A first edition was released in 2015, a second last year, and a third edition on May 14.

Like the first two editions, the latest incarnation is available to stream for free.

The musicians’ familiarity with “Finnegans Wake” is best described as a “full range,” says Pyle, 26, a graduate of Hampshire College in Amherst, Massachusetts, living in Oregon.

“Peter Quadrino, he did a chapter in the first edition and is also returning in the new release. He runs a blog on James Joyce that’s pretty popular and runs a reading group. I don’t know if he had a ton of experience recording his own voice; here’s someone who just loved the book. …

Mike Watt, who’s been involved, he’s in both camps. Obviously, he’s a musician who’s made a lot of music. He’s also really been inspired more by Ulysses, but he’s been inspired by Joyce his whole career.

Returning for the new volume is violinist Tim Carbone from the popular newgrass group Railroad Earth. This time, the Stroudsburg, Pennsylvania, resident is joined by Lewis and Clark’s Lou Rogai, of nearby Delaware Water Gap in the duo Cedar Sparks.

“Over a year ago, Tim asked me to help engineer his recording for a James Joyce project,” Rogai recalls. “I obliged, curious as to what it would entail. I had attempted to read ‘Finnegans Wake’ some years ago to no avail, simply not in the right head space to absorb, let alone enjoy it. I knew that Joyce had created an intentionally difficult work not due to the theme, but the language itself.
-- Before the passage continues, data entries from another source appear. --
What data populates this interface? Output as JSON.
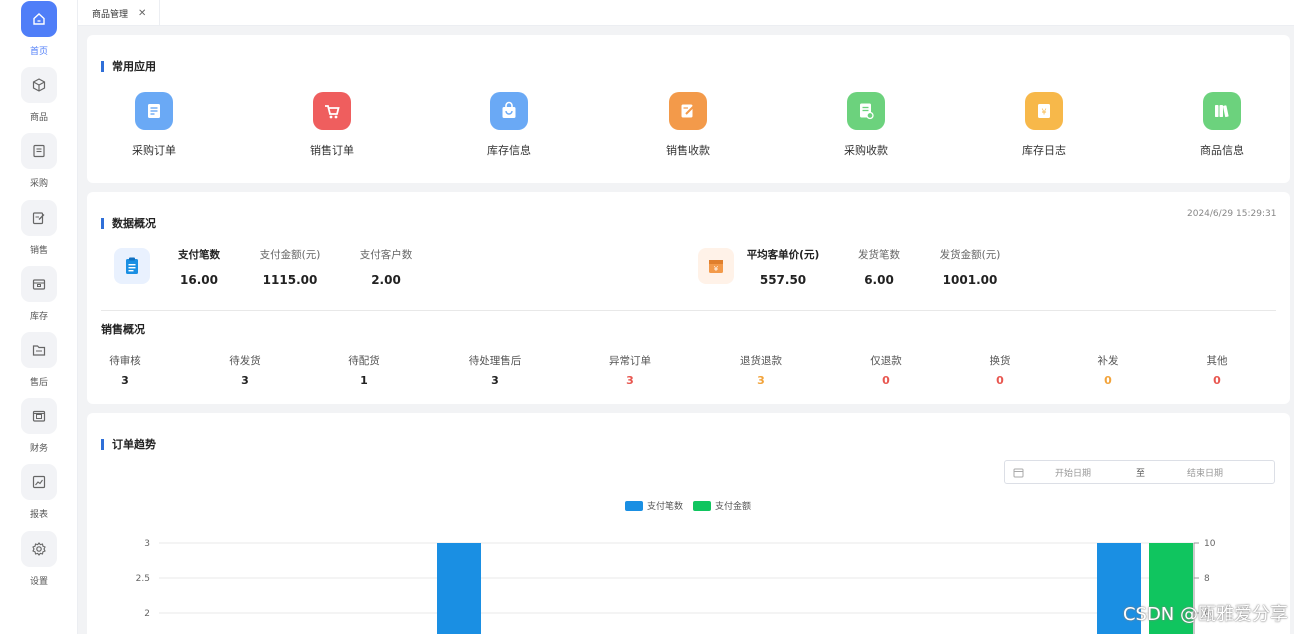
{
  "sidebar": {
    "items": [
      {
        "label": "首页",
        "icon": "home-icon",
        "active": true
      },
      {
        "label": "商品",
        "icon": "cube-icon"
      },
      {
        "label": "采购",
        "icon": "document-icon"
      },
      {
        "label": "销售",
        "icon": "edit-icon"
      },
      {
        "label": "库存",
        "icon": "box-icon"
      },
      {
        "label": "售后",
        "icon": "folder-icon"
      },
      {
        "label": "财务",
        "icon": "safe-icon"
      },
      {
        "label": "报表",
        "icon": "report-icon"
      },
      {
        "label": "设置",
        "icon": "gear-icon"
      }
    ]
  },
  "tabs": [
    {
      "label": "商品管理",
      "close": "✕"
    }
  ],
  "common_apps": {
    "title": "常用应用",
    "items": [
      {
        "label": "采购订单",
        "color": "#6aa9f5",
        "icon": "purchase-order-icon"
      },
      {
        "label": "销售订单",
        "color": "#ef5e5e",
        "icon": "cart-icon"
      },
      {
        "label": "库存信息",
        "color": "#6aa9f5",
        "icon": "bag-icon"
      },
      {
        "label": "销售收款",
        "color": "#f39a4a",
        "icon": "pen-icon"
      },
      {
        "label": "采购收款",
        "color": "#6cd27d",
        "icon": "receipt-icon"
      },
      {
        "label": "库存日志",
        "color": "#f7b84a",
        "icon": "yen-log-icon"
      },
      {
        "label": "商品信息",
        "color": "#6cd27d",
        "icon": "books-icon"
      }
    ]
  },
  "overview": {
    "title": "数据概况",
    "timestamp": "2024/6/29 15:29:31",
    "left": [
      {
        "label": "支付笔数",
        "value": "16.00"
      },
      {
        "label": "支付金额(元)",
        "value": "1115.00"
      },
      {
        "label": "支付客户数",
        "value": "2.00"
      }
    ],
    "right": [
      {
        "label": "平均客单价(元)",
        "value": "557.50"
      },
      {
        "label": "发货笔数",
        "value": "6.00"
      },
      {
        "label": "发货金额(元)",
        "value": "1001.00"
      }
    ]
  },
  "sales": {
    "title": "销售概况",
    "items": [
      {
        "label": "待审核",
        "value": "3",
        "color": "#222222"
      },
      {
        "label": "待发货",
        "value": "3",
        "color": "#222222"
      },
      {
        "label": "待配货",
        "value": "1",
        "color": "#222222"
      },
      {
        "label": "待处理售后",
        "value": "3",
        "color": "#222222"
      },
      {
        "label": "异常订单",
        "value": "3",
        "color": "#e8564f"
      },
      {
        "label": "退货退款",
        "value": "3",
        "color": "#f2a33a"
      },
      {
        "label": "仅退款",
        "value": "0",
        "color": "#e8564f"
      },
      {
        "label": "换货",
        "value": "0",
        "color": "#e8564f"
      },
      {
        "label": "补发",
        "value": "0",
        "color": "#f2a33a"
      },
      {
        "label": "其他",
        "value": "0",
        "color": "#e8564f"
      }
    ]
  },
  "trend": {
    "title": "订单趋势",
    "start_placeholder": "开始日期",
    "separator": "至",
    "end_placeholder": "结束日期"
  },
  "chart_data": {
    "type": "bar",
    "series": [
      {
        "name": "支付笔数",
        "color": "#1a8fe3",
        "axis": "left",
        "bars": [
          {
            "position": "middle-left",
            "value": 3
          },
          {
            "position": "right",
            "value": 3
          }
        ]
      },
      {
        "name": "支付金额",
        "color": "#10c55f",
        "axis": "right",
        "bars": [
          {
            "position": "right",
            "value": 10
          }
        ]
      }
    ],
    "y_left": {
      "ticks": [
        3,
        2.5,
        2
      ]
    },
    "y_right": {
      "ticks": [
        10,
        8,
        6
      ]
    },
    "grid": true,
    "legend": "top-center"
  },
  "watermark": "CSDN @瓯雅爱分享"
}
“It was clear upon hearing Tim’s first reading that the language was meant to be spoken. We recorded his verse twisting through the bizarre territory of exciting passages, rhythmic patterns and non-structures, all creating a unique flow that does not occur when silently reading. I was intrigued, ready to try and decipher what I had once thought was purely incoherent gibberish.

“A year later, for our Cedar Sparks contribution, Tim and I traded spoken passages over a bed of sound that we created together. It was exciting to explore Joyce’s puzzling masterpiece from the inside out, from our own voices.”

Rogai adds: “With Cedar Sparks, we are able to explore aspects of songwriting outside of our individual comfort zones. Our own personal interests or current projects always help inform one another.”

You can stream Cedar Sparks’ contribution below:

We asked Pyle the obvious question: Are there any other works you would consider subjecting to the “Waywords and Meansigns” treatment?

“I don’t know that I would,” he said. “I think that for a couple of reasons. One, I don’t know what book could do it in the same way. I think if you took ‘Lord Of The Rings’ and set it to music, people would be much more concerned with does this sound like Elvish or Mordor, or does ‘Moby Dick’ sound like a New England whaling town. There’s just so much more freedom here.

“People said you should start a company where you set books to music and make all this money, but I don’t want it to turn into this brand. I don’t know if it could be creative in the same way.”